Elisjsha Dicken, a 22-year-old Hoosier who happened to be spending Sunday evening at the Greenwood Park Mall with his girlfriend, used his personal 9mm Glock handgun to stop a mass shooter’s killing spree. He eliminated the gunman about two minutes after the shooting started, saving “countless” lives. In contrast, after a shooter began firing on children and teachers in Uvalde, Texas, less than two months ago, it took police 78 minutes of cowardice before an elite Border Patrol team ignored local police orders and entered the classroom where the killer was barricaded, shooting him.
The shooter in Greenwood, Indiana, took the lives of three victims before Dicken stopped him. In Uvalde, the death toll was seven times that.
Dicken had “no police training and no military background,” according to Greenwood Police Chief James Ison, who added that “his actions were nothing short of heroic. He engaged the gunman from quite a distance with a handgun, [and] was very tactically sound, and as he moved to close in on the suspect, he was also motioning for people to exit behind him.” He did not hold a permit, but legally carried the handgun under Indiana’s new “constitutional carry” law, which went into effect July 1. Local news reported that he “steadied himself against a pole” before firing 10 rounds at the shooter from a distance of 40 yards, bringing the shooter to the ground.
In contrast, Chief Pete Arredondo of the Uvalde Consolidated Independent School District was specifically trained for active shooter scenarios, but he still ordered officers not to enter the classroom where the gunman had barricaded himself in with fourth graders.
“Records show Arredondo recently completed eight hours of active shooter training in December of 2021. He also went through eight hours of the same training in 2020 and 16 hours of ‘Terrorism Response Tactics – Active Shooter’ in 2019,” The Federalist reported at the time. “Furthermore, the Uvalde Police Department bragged on Facebook in 2018 about a grant that equipped every officer with body armor.”
A Texas Department of Public Safety spokesman tried to defend the inaction of police, explaining “they could’ve been shot” in a CNN interview. DPS Director Steve McCraw admitted that the efforts made by police outside the barricaded door to “try and break through either that door or another door to get inside the classroom” were “none.” Police even reportedly detained concerned parents who tried to rush into the school when officers would not.
In contrast, Dicken didn’t run from the shooter nor express fears that he “could’ve been shot.” He pushed his girlfriend, 19-year-old Shay Goldman, to safety and told her to stay down while he engaged the shooter, according to Goldman’s grandmother. As a private citizen who put himself in danger to save others, Dicken did more to protect the lives of strangers than the Uvalde police did to protect the citizens they are sworn to defend.
Dicken has yet to make any statements, and his lawyer has asked for his privacy to be respected. “He needs prayers because to take someone’s life is hard,” Goldman’s grandmother told local news.
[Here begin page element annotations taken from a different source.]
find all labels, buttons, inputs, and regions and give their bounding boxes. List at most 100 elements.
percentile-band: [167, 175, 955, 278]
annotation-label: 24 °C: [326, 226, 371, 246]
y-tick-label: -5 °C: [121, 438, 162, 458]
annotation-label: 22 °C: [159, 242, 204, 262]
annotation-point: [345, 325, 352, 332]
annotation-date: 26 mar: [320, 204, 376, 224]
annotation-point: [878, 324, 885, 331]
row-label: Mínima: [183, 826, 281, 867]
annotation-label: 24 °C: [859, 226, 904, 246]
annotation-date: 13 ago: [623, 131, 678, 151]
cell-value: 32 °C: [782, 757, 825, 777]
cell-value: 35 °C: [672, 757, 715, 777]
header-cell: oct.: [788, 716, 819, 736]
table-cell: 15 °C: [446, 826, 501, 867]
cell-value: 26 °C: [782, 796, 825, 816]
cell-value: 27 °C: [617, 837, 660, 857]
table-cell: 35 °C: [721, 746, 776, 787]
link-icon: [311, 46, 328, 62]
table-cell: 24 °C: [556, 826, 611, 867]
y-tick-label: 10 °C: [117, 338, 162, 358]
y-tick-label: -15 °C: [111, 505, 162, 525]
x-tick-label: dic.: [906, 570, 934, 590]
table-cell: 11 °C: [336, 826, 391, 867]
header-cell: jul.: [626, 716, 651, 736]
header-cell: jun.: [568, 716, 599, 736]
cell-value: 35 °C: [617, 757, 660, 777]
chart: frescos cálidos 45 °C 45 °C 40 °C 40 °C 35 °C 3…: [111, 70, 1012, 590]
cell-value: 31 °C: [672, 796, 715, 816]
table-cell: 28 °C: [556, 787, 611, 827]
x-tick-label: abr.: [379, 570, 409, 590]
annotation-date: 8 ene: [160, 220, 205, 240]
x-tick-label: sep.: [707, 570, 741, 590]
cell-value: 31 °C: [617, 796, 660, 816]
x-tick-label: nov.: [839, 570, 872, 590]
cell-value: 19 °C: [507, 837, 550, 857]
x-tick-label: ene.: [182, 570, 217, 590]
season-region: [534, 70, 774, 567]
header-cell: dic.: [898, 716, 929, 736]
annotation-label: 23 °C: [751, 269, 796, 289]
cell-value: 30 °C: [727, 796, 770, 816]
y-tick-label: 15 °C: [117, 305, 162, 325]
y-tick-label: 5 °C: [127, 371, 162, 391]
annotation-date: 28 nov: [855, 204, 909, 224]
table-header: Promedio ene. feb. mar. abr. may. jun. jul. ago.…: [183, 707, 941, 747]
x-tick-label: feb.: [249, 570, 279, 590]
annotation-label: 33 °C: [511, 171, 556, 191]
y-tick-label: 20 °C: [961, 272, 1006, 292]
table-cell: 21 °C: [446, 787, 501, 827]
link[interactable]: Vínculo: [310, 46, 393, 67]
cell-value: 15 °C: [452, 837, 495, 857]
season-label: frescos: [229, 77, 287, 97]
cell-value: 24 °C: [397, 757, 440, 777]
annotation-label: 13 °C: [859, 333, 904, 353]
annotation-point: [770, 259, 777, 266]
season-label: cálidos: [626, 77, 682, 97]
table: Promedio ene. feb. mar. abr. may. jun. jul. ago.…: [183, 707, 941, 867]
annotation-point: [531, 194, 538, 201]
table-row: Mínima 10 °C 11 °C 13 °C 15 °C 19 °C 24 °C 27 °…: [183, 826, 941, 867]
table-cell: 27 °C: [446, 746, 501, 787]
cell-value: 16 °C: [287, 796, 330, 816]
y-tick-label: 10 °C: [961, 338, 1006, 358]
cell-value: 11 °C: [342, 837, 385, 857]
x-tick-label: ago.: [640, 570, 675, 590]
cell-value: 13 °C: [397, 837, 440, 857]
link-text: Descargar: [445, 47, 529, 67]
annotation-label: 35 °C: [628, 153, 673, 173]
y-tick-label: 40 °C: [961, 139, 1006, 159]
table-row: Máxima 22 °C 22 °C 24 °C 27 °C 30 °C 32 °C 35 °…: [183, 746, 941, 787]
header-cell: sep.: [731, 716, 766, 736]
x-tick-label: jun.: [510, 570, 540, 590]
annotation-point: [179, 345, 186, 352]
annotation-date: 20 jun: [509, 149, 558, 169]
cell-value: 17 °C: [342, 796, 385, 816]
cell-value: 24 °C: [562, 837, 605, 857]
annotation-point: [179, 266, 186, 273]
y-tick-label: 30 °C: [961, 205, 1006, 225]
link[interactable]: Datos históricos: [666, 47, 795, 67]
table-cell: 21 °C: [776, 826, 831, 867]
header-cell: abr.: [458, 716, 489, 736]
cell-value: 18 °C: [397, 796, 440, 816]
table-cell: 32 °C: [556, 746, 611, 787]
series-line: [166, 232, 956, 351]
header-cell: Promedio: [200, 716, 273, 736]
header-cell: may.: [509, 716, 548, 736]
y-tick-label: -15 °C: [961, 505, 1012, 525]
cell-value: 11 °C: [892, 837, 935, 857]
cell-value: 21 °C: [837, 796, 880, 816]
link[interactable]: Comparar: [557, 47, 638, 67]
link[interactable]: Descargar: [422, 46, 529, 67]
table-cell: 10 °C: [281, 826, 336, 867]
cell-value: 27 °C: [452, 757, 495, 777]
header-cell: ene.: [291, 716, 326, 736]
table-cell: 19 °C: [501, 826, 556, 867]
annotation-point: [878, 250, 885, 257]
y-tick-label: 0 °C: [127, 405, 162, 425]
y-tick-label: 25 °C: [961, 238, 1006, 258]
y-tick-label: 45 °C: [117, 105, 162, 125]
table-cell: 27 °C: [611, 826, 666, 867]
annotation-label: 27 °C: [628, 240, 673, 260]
But with consideration for his privacy, his name is the one that deserves to be plastered across headlines as a hero — not the name of the 20-year-old killer, as media outlets so often do after mass tragedies.
Dicken’s actions remind us that, even when law enforcement does everything right (unlike what happened in Uvalde), your first line of defense should be yourself. The distance from your hand to a holster on your hip will always be shorter than the distance police have to travel to the scene. And when officers of the state show regrettable cowardice, as they did in Uvalde, the only courage you have to rely upon is your own.